After two surgeries, several “painless procedures” (which were not painless at all and which detail is really moot for this blog’s purposes), monthly internal ultrasounds, shots, pills, and blood tests, Dr. M. and her wonderful colleague, Dr. W., sent me to a very reputable fertility clinic.  Lots of things were said about my levels, my thyroid, my Poly Cystic Ovarian Syndrome (which will be referred to as PCOS henceforth), but the bottom line is I needed to lose weight to get pregnant.  How much weight?  I needed to lose 106.5 lbs to be at the BMI I needed to achieve in order to get pregnant.  The doctor said I should lose this in 6 months to a year (that’s right, the doctor wanted me to lose between and 8.9 and 17.75 pounds PER MONTH). 

Amazingly enough, I actually was doing pretty well.  I lost 39 lbs in a year (only 3.25 lbs per month) and got my thyroid under control!  I called the doctor at the fertility clinic and was told by his nurse that he wanted me to lose “at least another 60 pounds before the doctor will see you again.”  This may sound very well and good, but I had really worked hard for those 39.  I had plateaued for the past two months.  Another 60 pounds seemed impossible.  It would be like if I told you (and you alone) that you had to build a house without any tools.  You could read books about houses being built.  You could watch a video of houses being built, you could have someone giving you step by step instructions on how to build the house, but when it comes down to it, it’s your hands and  you.  Oh yeah.  And get it done in 6 months to a year.  During this time, still keep down your job, your marriage, and all other responsibilities. 

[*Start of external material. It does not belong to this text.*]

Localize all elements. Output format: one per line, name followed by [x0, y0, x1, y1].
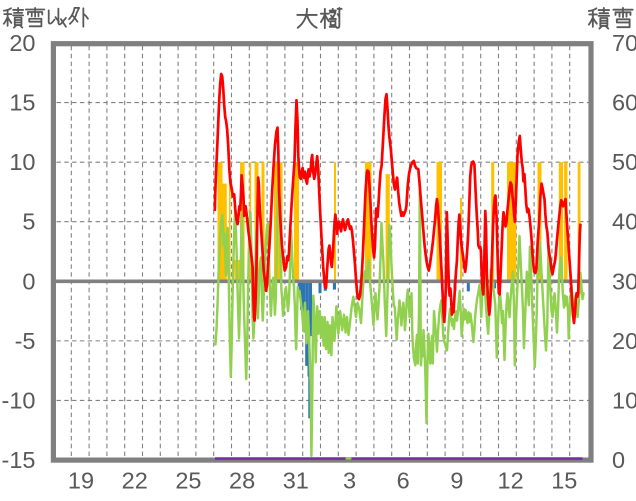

I know it sound like I’m being dramatic, but that IS how I feel.  This is my blog and my story. 

I think it’s also important to note that I have always been heavier.  I have never had my weight “under control.”  Even now, I don’t eat a lot more than the average person, but am twice the weight of my friends.  I don’t drink soda or coffee.  I have a small salad and small sandwich for lunch every day at work.  I eat apples for my snack with my students.  My dinner is usually chicken based with a starch and a veggie.  At home, if I have dessert it’s normally fat free pudding.  The whole thing is just so frustrating. 

Everyone has their own solution for me too.  Some people tell me to eat a big breakfast, medium lunch, and small dinner.  Others tell me only eat between 5-10pm.  Others tell me to take a prescription pill (Ionamin®) to over the counter drugs (Alli®). 

In October, Jeff and I started looking into Bariatric options.  It still seems like a ton of work, but (going back to the house reference) it’s like a hammer.  It’d be easier to build that house if someone would just give me a hammer!  After researching and meeting with Dr. B, we’ve been moving forward on me having a Gastric Bypass.  I need help and hopefully this will allow me to be successful in my weight loss and Jeff and I can finally have our family. 

We’ve told some friends, my parents, Jeff’s mom, and Jeff’s sister.  Once I have a date, I’ll tell everyone.  We’re going to “live this out loud.”  There is no reason to feel ashamed.  I need help.  I hope I have your support. 

I’ll probably write more on this decision in later posts, but I’m exhausted.  Jeff is in Boston for work and I need to take Moxie out again before bedtime.